Hans went up the bridge deck. He was stopped by the purser before he reached the bridge. Leigh stopped on the steps below them, waiting to see what happened. Curious passengers piled up behind him.
Hans and the purser had a quiet, earnest conversation. Finally the ship’s officer raised the lid of the box and peered inside. He reached in and took out a gleaming triangular brass instrument.
“What is it? What are they doing?” Eleanor called from several places behind Leigh.
“It’s one of those ship-thingies from the old days,” Leigh said. He struggled to recall its name. “A compass?” That wasn’t right.
“An astrolabe?” Linh suggested. Leigh had no idea what an astrolabe was, but the name didn’t spark any recognition.
“It’s a sextant.”
Everyone turned to stare at Emile. Looking rumpled and red-eyed, he was by the ship’s rail, out from under the overhang of the bridge deck.
“Sextant!” he repeated crossly. “For navigation!”
Hans came down with the empty box. He was surprised at the crowd waiting for him.
“What’s all this?”
“We were wondering what you were taking to the bridge,” Leigh said awkwardly. He couldn’t believe the weird kid knew what the instrument was, and he didn’t.
“It’s a sextant, once used on the great sailing ship Preussen,” Hans said. It was from his parent’s antiques inventory. The Bachmanns thought it would increase interest (and value) in the old instrument if it crossed the Atlantic on the last steam-powered cargo ship. Captain Viega was old-school enough to know how to use it. Soon enough, he was seen by the rail outside the bridge, aiming the brass sextant at the sun while a mate stood by to record his readings. At lunch, the captain appeared in the lounge to share his findings.
“Ladies and gentlemen! I know you’ve all been concerned since we lost communications yesterday. First, let me assure you everything on the Carleton is working as it should,” Viega said.
“Then the problem is out there?” said a woman, pointing vaguely out to sea. “Is the world system down?”
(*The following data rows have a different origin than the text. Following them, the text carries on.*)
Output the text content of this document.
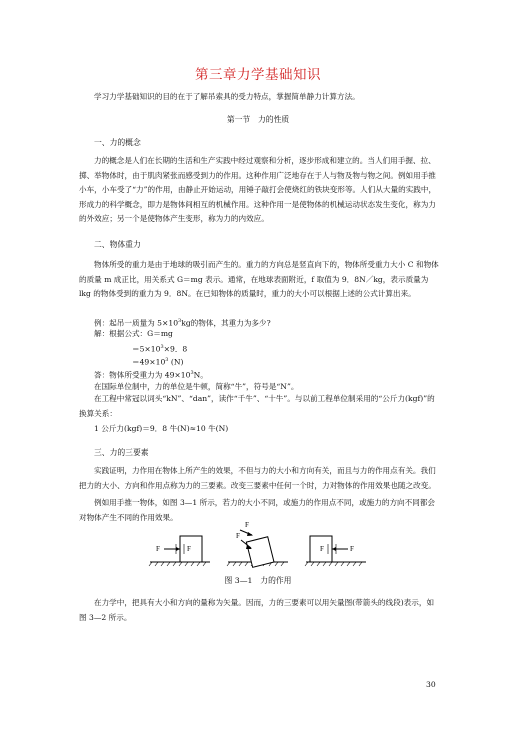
第三章力学基础知识

学习力学基础知识的目的在于了解吊索具的受力特点，掌握简单静力计算方法。

第一节　力的性质
一、力的概念

力的概念是人们在长期的生活和生产实践中经过观察和分析，逐步形成和建立的。当人们用手握、拉、掷、举物体时，由于肌肉紧张而感受到力的作用。这种作用广泛地存在于人与物及物与物之间。例如用手推小车，小车受了“力”的作用，由静止开始运动，用锤子敲打会使烧红的铁块变形等。人们从大量的实践中，形成力的科学概念，即力是物体间相互的机械作用。这种作用一是使物体的机械运动状态发生变化，称为力的外效应；另一个是使物体产生变形，称为力的内效应。

二、物体重力

物体所受的重力是由于地球的吸引而产生的。重力的方向总是竖直向下的，物体所受重力大小 C 和物体的质量 m 成正比，用关系式 G＝mg 表示。通常，在地球表面附近，f 取值为 9．8N／kg，表示质量为 lkg 的物体受到的重力为 9．8N。在已知物体的质量时，重力的大小可以根据上述的公式计算出来。

例：起吊一质量为 $5\times 10^3kg$的物体，其重力为多少?
解：根据公式：G＝mg
$=5\times 10^3\times 9$．8
$=49\times 10^3$ (N)
答：物体所受重力为 $49\times 10^3N$。
在国际单位制中，力的单位是牛顿，简称“牛”，符号是“N”。

在工程中常冠以词头“kN”、“dan”，读作“千牛”、“十牛”。与以前工程单位制采用的“公斤力(kgf)”的换算关系：

1 公斤力(kgf)＝9．8 牛(N)≈10 牛(N)
三、力的三要素

实践证明，力作用在物体上所产生的效果，不但与力的大小和方向有关，而且与力的作用点有关。我们把力的大小、方向和作用点称为力的三要素。改变三要素中任何一个时，力对物体的作用效果也随之改变。

例如用手推一物体，如图 3—1 所示，若力的大小不同，或施力的作用点不同，或施力的方向不同都会对物体产生不同的作用效果。

F	F
F
F
F	F
图 3—1　力的作用

在力学中，把具有大小和方向的量称为矢量。因而，力的三要素可以用矢量图(带箭头的线段)表示，如图 3—2 所示。

30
Viega laughed. “No, I don’t think so. Ms. Señales has found traces of the usual carrier signals, but they are too weak to reach us.”
“What does that mean?” France Martin asked.
Viega rubbed his hands together. “Something is blocking the signals. They’re not getting through to us.”
From the lounge door, Jenny Hopkins said, “What would cause that?”
The captain had no answer. After a long silence, someone called out, “Sunspots?”
Viega spread his hands wide. “Sunspots! Who knows, it could be! Be assured, my friends, that the ship is well and on its way. Thanks to young Herr Bachmann, I have been able to fix our position this morning.”
He snapped his fingers and a waiting crewman stepped forward with an old paper chart pinned to a large sheet of cardboard. Captain Viega pushed a pin in a spot in the open sea, southwest of Ireland.
“This was our position: 49 degrees, 21 minutes, 13 seconds North by 13 degrees, 47 minutes, 55 seconds West.”
Tension in the room seemed to evaporate like dew on a hot morning. They were not lost. The tiny pin in the map was reassuring. It gave them a place to identify and understand.
Not everyone was comforted. Eleanor Quarrel tucked her hands into her armpits. A red pin on a paper map? She shuddered.
Standing close by, Jenny saw her and said, “It’s all right. We’re not lost. It’s the Atlantic! There must be hundreds of ships nearby!”
“Yes, hundreds,” Eleanor said. “Are their electronics jammed, too? Maybe next time we see a ship, it will crash into us.”
Those around her turned to stare. “Don’t mind me!” she said, shaking her head. “It’s just sunspots, after all!”